Projektleiter*innen:
Prof. Dr. Elke Bippus, Zürcher Hochschule der Künste, Institut für Theorie
Prof. Dr. Christoph Brunner, Leuphana Universität Lüneburg
Mitarbeiterinnen: Ruth Lang, Nate Wessalowski
Assoziierte Wissenschaftler*in: Iris Julia*n Gütler
Studentische Mitarbeiterin: Lara Holenweger
Veröffentlichungen des Projekts
Zusammenfassung
Das kunstwissenschaftlich-medienphilosophische Projekt rückt die Frage der teilhabenden Kritik ins Zentrum und untersucht diese entlang ihrer sinnlichen, technologischen und politischen Bedingungen, um die Ausdrucksmodalitäten einer solchen Kritik beschreibbar zu machen. Hierdurch werden gleichermaßen materielle, relationale und konstituierende Aspekte in den Fokus gerückt. Praktiken teilhabender Kritik werden als jene konstituierenden Bedingungen befragt, welche die Einteilungen, Grenzziehungen und Rahmungen von Systemen – etwa der Kunst, Soziokultur oder Politik – immanent prägen, differenzieren und konfrontieren prozessieren und herausfordern.

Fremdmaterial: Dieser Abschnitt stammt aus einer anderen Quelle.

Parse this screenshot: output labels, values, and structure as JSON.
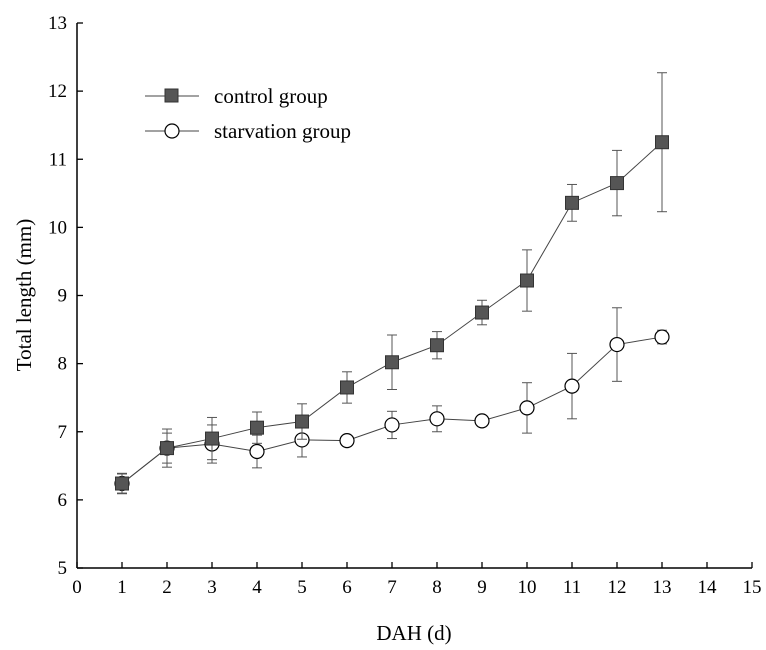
{
  "chart_data": {
    "type": "line",
    "xlabel": "DAH (d)",
    "ylabel": "Total length (mm)",
    "xlim": [
      0,
      15
    ],
    "ylim": [
      5,
      13
    ],
    "x_ticks": [
      0,
      1,
      2,
      3,
      4,
      5,
      6,
      7,
      8,
      9,
      10,
      11,
      12,
      13,
      14,
      15
    ],
    "y_ticks": [
      5,
      6,
      7,
      8,
      9,
      10,
      11,
      12,
      13
    ],
    "grid": false,
    "legend_position": "top-left",
    "series": [
      {
        "name": "control group",
        "marker": "filled-square",
        "color": "#555555",
        "x": [
          1,
          2,
          3,
          4,
          5,
          6,
          7,
          8,
          9,
          10,
          11,
          12,
          13
        ],
        "y": [
          6.24,
          6.76,
          6.9,
          7.06,
          7.15,
          7.65,
          8.02,
          8.27,
          8.75,
          9.22,
          10.36,
          10.65,
          11.25
        ],
        "error": [
          0.15,
          0.28,
          0.31,
          0.23,
          0.26,
          0.23,
          0.4,
          0.2,
          0.18,
          0.45,
          0.27,
          0.48,
          1.02
        ]
      },
      {
        "name": "starvation group",
        "marker": "open-circle",
        "color": "#000000",
        "x": [
          1,
          2,
          3,
          4,
          5,
          6,
          7,
          8,
          9,
          10,
          11,
          12,
          13
        ],
        "y": [
          6.24,
          6.76,
          6.82,
          6.71,
          6.88,
          6.87,
          7.1,
          7.19,
          7.16,
          7.35,
          7.67,
          8.28,
          8.39
        ],
        "error": [
          0.14,
          0.22,
          0.28,
          0.24,
          0.25,
          0.05,
          0.2,
          0.19,
          0.06,
          0.37,
          0.48,
          0.54,
          0.1
        ]
      }
    ]
  }
}
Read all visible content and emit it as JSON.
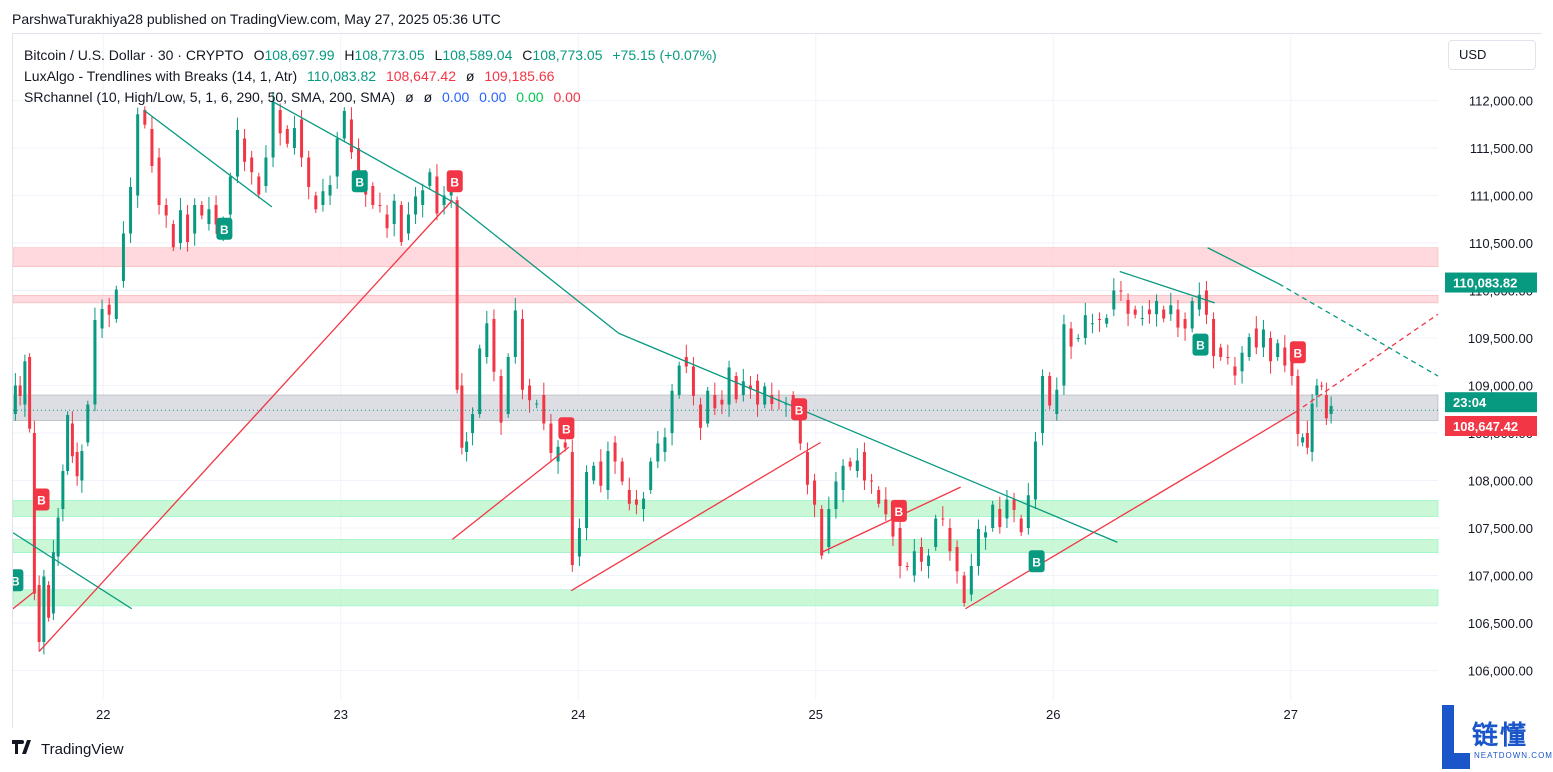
{
  "publisher_line": "ParshwaTurakhiya28 published on TradingView.com, May 27, 2025 05:36 UTC",
  "legend": {
    "symbol": "Bitcoin / U.S. Dollar · 30 · CRYPTO",
    "open_label": "O",
    "open": "108,697.99",
    "high_label": "H",
    "high": "108,773.05",
    "low_label": "L",
    "low": "108,589.04",
    "close_label": "C",
    "close": "108,773.05",
    "change": "+75.15 (+0.07%)",
    "indicator1_name": "LuxAlgo - Trendlines with Breaks (14, 1, Atr)",
    "indicator1_v1": "110,083.82",
    "indicator1_v2": "108,647.42",
    "indicator1_sym": "ø",
    "indicator1_v3": "109,185.66",
    "indicator2_name": "SRchannel (10, High/Low, 5, 1, 6, 290, 50, SMA, 200, SMA)",
    "indicator2_sym1": "ø",
    "indicator2_sym2": "ø",
    "indicator2_v1": "0.00",
    "indicator2_v2": "0.00",
    "indicator2_v3": "0.00",
    "indicator2_v4": "0.00"
  },
  "currency": "USD",
  "brand": "TradingView",
  "watermark": {
    "text": "链懂",
    "sub": "NEATDOWN.COM"
  },
  "colors": {
    "up": "#089981",
    "down": "#f23645",
    "trend_down": "#089981",
    "trend_up": "#f23645",
    "resistance_zone": "#ffcdd2",
    "support_zone": "#b9f6ca",
    "neutral_zone": "#d1d4dc"
  },
  "chart_data": {
    "type": "candlestick",
    "y_axis_labels": [
      "112,000.00",
      "111,500.00",
      "111,000.00",
      "110,500.00",
      "110,000.00",
      "109,500.00",
      "109,000.00",
      "108,500.00",
      "108,000.00",
      "107,500.00",
      "107,000.00",
      "106,500.00",
      "106,000.00"
    ],
    "y_ticks": [
      112000,
      111500,
      111000,
      110500,
      110000,
      109500,
      109000,
      108500,
      108000,
      107500,
      107000,
      106500,
      106000
    ],
    "ylim": [
      105700,
      112700
    ],
    "x_axis_labels": [
      "22",
      "23",
      "24",
      "25",
      "26",
      "27"
    ],
    "x_ticks_day": [
      22,
      23,
      24,
      25,
      26,
      27
    ],
    "xlim_day": [
      21.62,
      27.62
    ],
    "price_tags": [
      {
        "label": "110,083.82",
        "value": 110083.82,
        "color": "#089981"
      },
      {
        "label": "23:04",
        "value": 108740,
        "color": "#089981"
      },
      {
        "label": "108,647.42",
        "value": 108647.42,
        "color": "#f23645"
      }
    ],
    "last_price": 108740,
    "zones": [
      {
        "low": 110250,
        "high": 110450,
        "kind": "resistance"
      },
      {
        "low": 109870,
        "high": 109950,
        "kind": "resistance"
      },
      {
        "low": 108630,
        "high": 108900,
        "kind": "neutral"
      },
      {
        "low": 107620,
        "high": 107790,
        "kind": "support"
      },
      {
        "low": 107240,
        "high": 107380,
        "kind": "support"
      },
      {
        "low": 106680,
        "high": 106850,
        "kind": "support"
      }
    ],
    "trendlines": [
      {
        "kind": "down",
        "x": [
          22.17,
          22.71
        ],
        "y": [
          111900,
          110880
        ]
      },
      {
        "kind": "down",
        "x": [
          22.72,
          23.48
        ],
        "y": [
          111980,
          110920
        ]
      },
      {
        "kind": "down",
        "x": [
          23.48,
          24.17
        ],
        "y": [
          110920,
          109550
        ]
      },
      {
        "kind": "down",
        "x": [
          24.17,
          26.27
        ],
        "y": [
          109550,
          107350
        ]
      },
      {
        "kind": "down",
        "x": [
          26.28,
          26.68
        ],
        "y": [
          110200,
          109870
        ]
      },
      {
        "kind": "down",
        "x": [
          26.65,
          26.95
        ],
        "y": [
          110450,
          110070
        ]
      },
      {
        "kind": "down",
        "x": [
          26.95,
          27.62
        ],
        "y": [
          110070,
          109100
        ],
        "dashed": true
      },
      {
        "kind": "down",
        "x": [
          21.62,
          22.12
        ],
        "y": [
          107450,
          106650
        ]
      },
      {
        "kind": "up",
        "x": [
          21.73,
          23.47
        ],
        "y": [
          106200,
          110950
        ]
      },
      {
        "kind": "up",
        "x": [
          23.47,
          23.96
        ],
        "y": [
          107380,
          108350
        ]
      },
      {
        "kind": "up",
        "x": [
          23.97,
          25.02
        ],
        "y": [
          106840,
          108400
        ]
      },
      {
        "kind": "up",
        "x": [
          25.03,
          25.61
        ],
        "y": [
          107250,
          107930
        ]
      },
      {
        "kind": "up",
        "x": [
          25.63,
          27.02
        ],
        "y": [
          106650,
          108720
        ]
      },
      {
        "kind": "up",
        "x": [
          27.02,
          27.62
        ],
        "y": [
          108720,
          109750
        ],
        "dashed": true
      },
      {
        "kind": "up",
        "x": [
          21.62,
          21.71
        ],
        "y": [
          106650,
          106830
        ]
      }
    ],
    "break_labels": [
      {
        "label": "B",
        "x": 21.63,
        "y": 106950,
        "kind": "up"
      },
      {
        "label": "B",
        "x": 21.74,
        "y": 107800,
        "kind": "down"
      },
      {
        "label": "B",
        "x": 22.51,
        "y": 110650,
        "kind": "up"
      },
      {
        "label": "B",
        "x": 23.08,
        "y": 111150,
        "kind": "up"
      },
      {
        "label": "B",
        "x": 23.48,
        "y": 111150,
        "kind": "down"
      },
      {
        "label": "B",
        "x": 23.95,
        "y": 108550,
        "kind": "down"
      },
      {
        "label": "B",
        "x": 24.93,
        "y": 108750,
        "kind": "down"
      },
      {
        "label": "B",
        "x": 25.35,
        "y": 107680,
        "kind": "down"
      },
      {
        "label": "B",
        "x": 25.93,
        "y": 107150,
        "kind": "up"
      },
      {
        "label": "B",
        "x": 26.62,
        "y": 109430,
        "kind": "up"
      },
      {
        "label": "B",
        "x": 27.03,
        "y": 109350,
        "kind": "down"
      }
    ],
    "ohlc_path": [
      [
        21.62,
        108700
      ],
      [
        21.64,
        109000
      ],
      [
        21.66,
        108800
      ],
      [
        21.68,
        109300
      ],
      [
        21.7,
        108500
      ],
      [
        21.72,
        106900
      ],
      [
        21.74,
        106300
      ],
      [
        21.76,
        106900
      ],
      [
        21.78,
        106600
      ],
      [
        21.8,
        107200
      ],
      [
        21.82,
        107700
      ],
      [
        21.84,
        108100
      ],
      [
        21.86,
        108600
      ],
      [
        21.88,
        108300
      ],
      [
        21.9,
        108000
      ],
      [
        21.92,
        108400
      ],
      [
        21.95,
        108800
      ],
      [
        21.98,
        109600
      ],
      [
        22.01,
        109850
      ],
      [
        22.04,
        109700
      ],
      [
        22.07,
        110100
      ],
      [
        22.1,
        110600
      ],
      [
        22.13,
        111000
      ],
      [
        22.16,
        111900
      ],
      [
        22.19,
        111700
      ],
      [
        22.22,
        111400
      ],
      [
        22.25,
        110900
      ],
      [
        22.28,
        110700
      ],
      [
        22.31,
        110500
      ],
      [
        22.34,
        110800
      ],
      [
        22.37,
        110600
      ],
      [
        22.4,
        110900
      ],
      [
        22.43,
        110700
      ],
      [
        22.46,
        110900
      ],
      [
        22.49,
        110650
      ],
      [
        22.52,
        110800
      ],
      [
        22.55,
        111200
      ],
      [
        22.58,
        111600
      ],
      [
        22.61,
        111400
      ],
      [
        22.64,
        111200
      ],
      [
        22.67,
        111100
      ],
      [
        22.7,
        111400
      ],
      [
        22.73,
        111900
      ],
      [
        22.76,
        111700
      ],
      [
        22.79,
        111500
      ],
      [
        22.82,
        111800
      ],
      [
        22.85,
        111400
      ],
      [
        22.88,
        111000
      ],
      [
        22.91,
        110900
      ],
      [
        22.94,
        111000
      ],
      [
        22.97,
        111200
      ],
      [
        23.0,
        111600
      ],
      [
        23.03,
        111800
      ],
      [
        23.06,
        111500
      ],
      [
        23.09,
        111200
      ],
      [
        23.12,
        111100
      ],
      [
        23.15,
        110900
      ],
      [
        23.18,
        110800
      ],
      [
        23.21,
        110700
      ],
      [
        23.24,
        110900
      ],
      [
        23.27,
        110600
      ],
      [
        23.3,
        110800
      ],
      [
        23.33,
        110900
      ],
      [
        23.36,
        111100
      ],
      [
        23.39,
        111200
      ],
      [
        23.42,
        110900
      ],
      [
        23.45,
        111000
      ],
      [
        23.48,
        110950
      ],
      [
        23.5,
        109000
      ],
      [
        23.52,
        108300
      ],
      [
        23.54,
        108500
      ],
      [
        23.57,
        108700
      ],
      [
        23.6,
        109300
      ],
      [
        23.63,
        109700
      ],
      [
        23.66,
        109100
      ],
      [
        23.69,
        108700
      ],
      [
        23.72,
        109300
      ],
      [
        23.75,
        109700
      ],
      [
        23.78,
        109000
      ],
      [
        23.81,
        108800
      ],
      [
        23.84,
        108900
      ],
      [
        23.87,
        108600
      ],
      [
        23.9,
        108200
      ],
      [
        23.93,
        108400
      ],
      [
        23.96,
        108300
      ],
      [
        23.99,
        107200
      ],
      [
        24.02,
        107500
      ],
      [
        24.05,
        108000
      ],
      [
        24.08,
        108200
      ],
      [
        24.11,
        107900
      ],
      [
        24.14,
        108400
      ],
      [
        24.17,
        108200
      ],
      [
        24.2,
        107900
      ],
      [
        24.23,
        107800
      ],
      [
        24.26,
        107700
      ],
      [
        24.29,
        107900
      ],
      [
        24.32,
        108200
      ],
      [
        24.35,
        108300
      ],
      [
        24.38,
        108500
      ],
      [
        24.41,
        108900
      ],
      [
        24.44,
        109300
      ],
      [
        24.47,
        109200
      ],
      [
        24.5,
        108800
      ],
      [
        24.53,
        108600
      ],
      [
        24.56,
        108900
      ],
      [
        24.59,
        108850
      ],
      [
        24.62,
        108800
      ],
      [
        24.65,
        109100
      ],
      [
        24.68,
        108900
      ],
      [
        24.71,
        109000
      ],
      [
        24.74,
        109050
      ],
      [
        24.77,
        108800
      ],
      [
        24.8,
        108900
      ],
      [
        24.83,
        108850
      ],
      [
        24.86,
        108800
      ],
      [
        24.89,
        108900
      ],
      [
        24.92,
        108700
      ],
      [
        24.95,
        108300
      ],
      [
        24.98,
        108000
      ],
      [
        25.01,
        107700
      ],
      [
        25.04,
        107300
      ],
      [
        25.07,
        107700
      ],
      [
        25.1,
        107900
      ],
      [
        25.13,
        108200
      ],
      [
        25.16,
        108100
      ],
      [
        25.19,
        108300
      ],
      [
        25.22,
        108000
      ],
      [
        25.25,
        107900
      ],
      [
        25.28,
        107800
      ],
      [
        25.31,
        107600
      ],
      [
        25.34,
        107500
      ],
      [
        25.37,
        107100
      ],
      [
        25.4,
        107000
      ],
      [
        25.43,
        107300
      ],
      [
        25.46,
        107100
      ],
      [
        25.49,
        107300
      ],
      [
        25.52,
        107600
      ],
      [
        25.55,
        107500
      ],
      [
        25.58,
        107300
      ],
      [
        25.61,
        107000
      ],
      [
        25.64,
        106800
      ],
      [
        25.67,
        107100
      ],
      [
        25.7,
        107400
      ],
      [
        25.73,
        107500
      ],
      [
        25.76,
        107700
      ],
      [
        25.79,
        107600
      ],
      [
        25.82,
        107800
      ],
      [
        25.85,
        107600
      ],
      [
        25.88,
        107500
      ],
      [
        25.91,
        107800
      ],
      [
        25.94,
        108500
      ],
      [
        25.97,
        109100
      ],
      [
        26.0,
        108700
      ],
      [
        26.03,
        109000
      ],
      [
        26.06,
        109600
      ],
      [
        26.09,
        109500
      ],
      [
        26.12,
        109500
      ],
      [
        26.15,
        109650
      ],
      [
        26.18,
        109700
      ],
      [
        26.21,
        109650
      ],
      [
        26.24,
        109800
      ],
      [
        26.27,
        110000
      ],
      [
        26.3,
        109900
      ],
      [
        26.33,
        109800
      ],
      [
        26.36,
        109700
      ],
      [
        26.39,
        109800
      ],
      [
        26.42,
        109750
      ],
      [
        26.45,
        109800
      ],
      [
        26.48,
        109750
      ],
      [
        26.51,
        109800
      ],
      [
        26.54,
        109700
      ],
      [
        26.57,
        109600
      ],
      [
        26.6,
        109800
      ],
      [
        26.63,
        110000
      ],
      [
        26.66,
        109700
      ],
      [
        26.69,
        109400
      ],
      [
        26.72,
        109300
      ],
      [
        26.75,
        109200
      ],
      [
        26.78,
        109150
      ],
      [
        26.81,
        109300
      ],
      [
        26.84,
        109600
      ],
      [
        26.87,
        109400
      ],
      [
        26.9,
        109500
      ],
      [
        26.93,
        109300
      ],
      [
        26.96,
        109400
      ],
      [
        26.99,
        109300
      ],
      [
        27.02,
        109100
      ],
      [
        27.04,
        108400
      ],
      [
        27.06,
        108500
      ],
      [
        27.08,
        108300
      ],
      [
        27.1,
        108900
      ],
      [
        27.12,
        109000
      ],
      [
        27.14,
        108900
      ],
      [
        27.16,
        108700
      ],
      [
        27.18,
        108740
      ]
    ]
  }
}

TP 5 schließt an die praxeologische Untersuchung medialer Teilhabeprozesse in künstlerischen und aktivistischen Mikropraktiken der ersten Förderphase an, verschiebt jedoch die bis dahin anthropologisch gefasste Perspektive auf mehr als humane Existenzweisen hin. Die Untersuchung problematisiert und beleuchtet die Qualitäten und Möglichkeiten von Kritik als teilhabende im Horizont posthumaner Auffassungen künstlerisch-medialer und aktivistischer Widerstandspraktiken. In theoretischer Hinsicht wird Judith Butlers Konzeption von Performativität und Subjektivierung entscheidend. Sie dekonstruiert „das voluntaristische Subjekt des Humanismus“ und fragt nach dem Humanen im Posthumanen. In diesem Zusammenhang wird Handlungsmacht nicht an das souveräne Subjekt gebunden, sondern an die Affirmation von Verletzbarkeit als Grundlage emergenter Subjektivierungsweisen mit und durch ihre materiellen, mentalen und medialen Umwelten.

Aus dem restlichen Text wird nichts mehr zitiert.